If you have been self-employed for any length of time, you know how difficult it is for self-employed individuals to get loans. This is especially true for larger purchases, such as homes and commercial properties, because, unless you have the money in a bank somewhere, you can’t prove that you will be able to repay the loan. However, you may have several options to finance a home that you may not have considered.

Stated Income Loans

These loans are based solely on your income. In the past, you didn’t have to produce any documentation that proves your income. If your credit was good enough and the property value was high enough, you were approved based on what you said you made. Unfortunately, many people defaulted on their stated income loans during the 2008 housing crisis, so this type of loan has been reformed somewhat.

Today, you do have to prove your ability to repay most mortgage loans. Although state income loans still require no tax returns or proof of income, they are not available for properties you will live in or work out of. In addition, you will need a high down payment, significant cash reserves in the bank, and an excellent credit score.
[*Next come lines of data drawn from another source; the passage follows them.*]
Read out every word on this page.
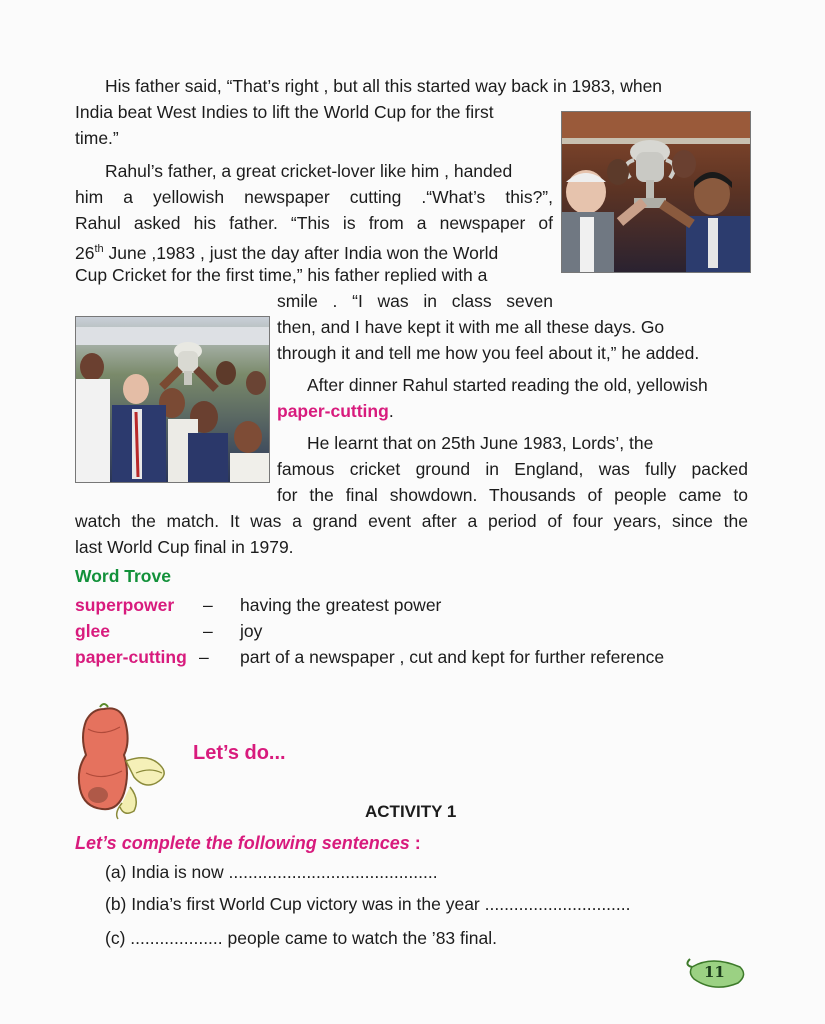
His father said, “That’s right , but all this started way back in 1983, when

India beat West Indies to lift the World Cup for the first

time.”

Rahul’s father, a great cricket-lover like him , handed

him a yellowish newspaper cutting .“What’s this?”,

Rahul asked his father. “This is from a newspaper of

26th June ,1983 , just the day after India won the World

Cup Cricket for the first time,” his father replied with a

smile . “I was in class seven

then, and I have kept it with me all these days. Go

through it and tell me how you feel about it,” he added.

After dinner Rahul started reading the old, yellowish

paper-cutting.

He learnt that on 25th June 1983, Lords’, the

famous cricket ground in England, was fully packed

for the final showdown. Thousands of people came to

watch the match. It was a grand event after a period of four years, since the

last World Cup final in 1979.

Word Trove
superpower – having the greatest power
glee	– joy
paper-cutting – part of a newspaper , cut and kept for further reference
Let’s do...
ACTIVITY 1
Let’s complete the following sentences :
(a) India is now ...........................................
(b) India’s first World Cup victory was in the year ..............................
(c) ................... people came to watch the ’83 final.
11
You will have to provide bank statements to prove your reserves. In addition, you need to have a high income.

Bank Statement Loans

As a self-employed business person, you have other options as well. First, you may pursue a bank statement loan, which does not require tax returns or a hefty amount of documentation. Because you will provide some proof of income, these loans have a higher qualification rate. For example, you will need to present copies of your business license. You also need to submit your personal and business bank statements and a letter signed by your CPA concerning your current business status. In addition, you can occupy the property you hope to finance. Your business must be somewhat established with 2 or more years of service. Your credit score should be above 600 as well.

Bank statement loans will finance up to 90% of the property value if you have excellent credit and enough money in the bank. You also don’t have to pay for private mortgage insurance. If you seek this type of loan, your minimum loan amount has to be $150,000, and you will experience higher closing costs than those from a traditional mortgage.

Whether you are a freelancer or business owner, you have a few flexible loan options. If you need a loan and are having difficulty getting approval for a traditional mortgage, look into stated income and bank statement loan options.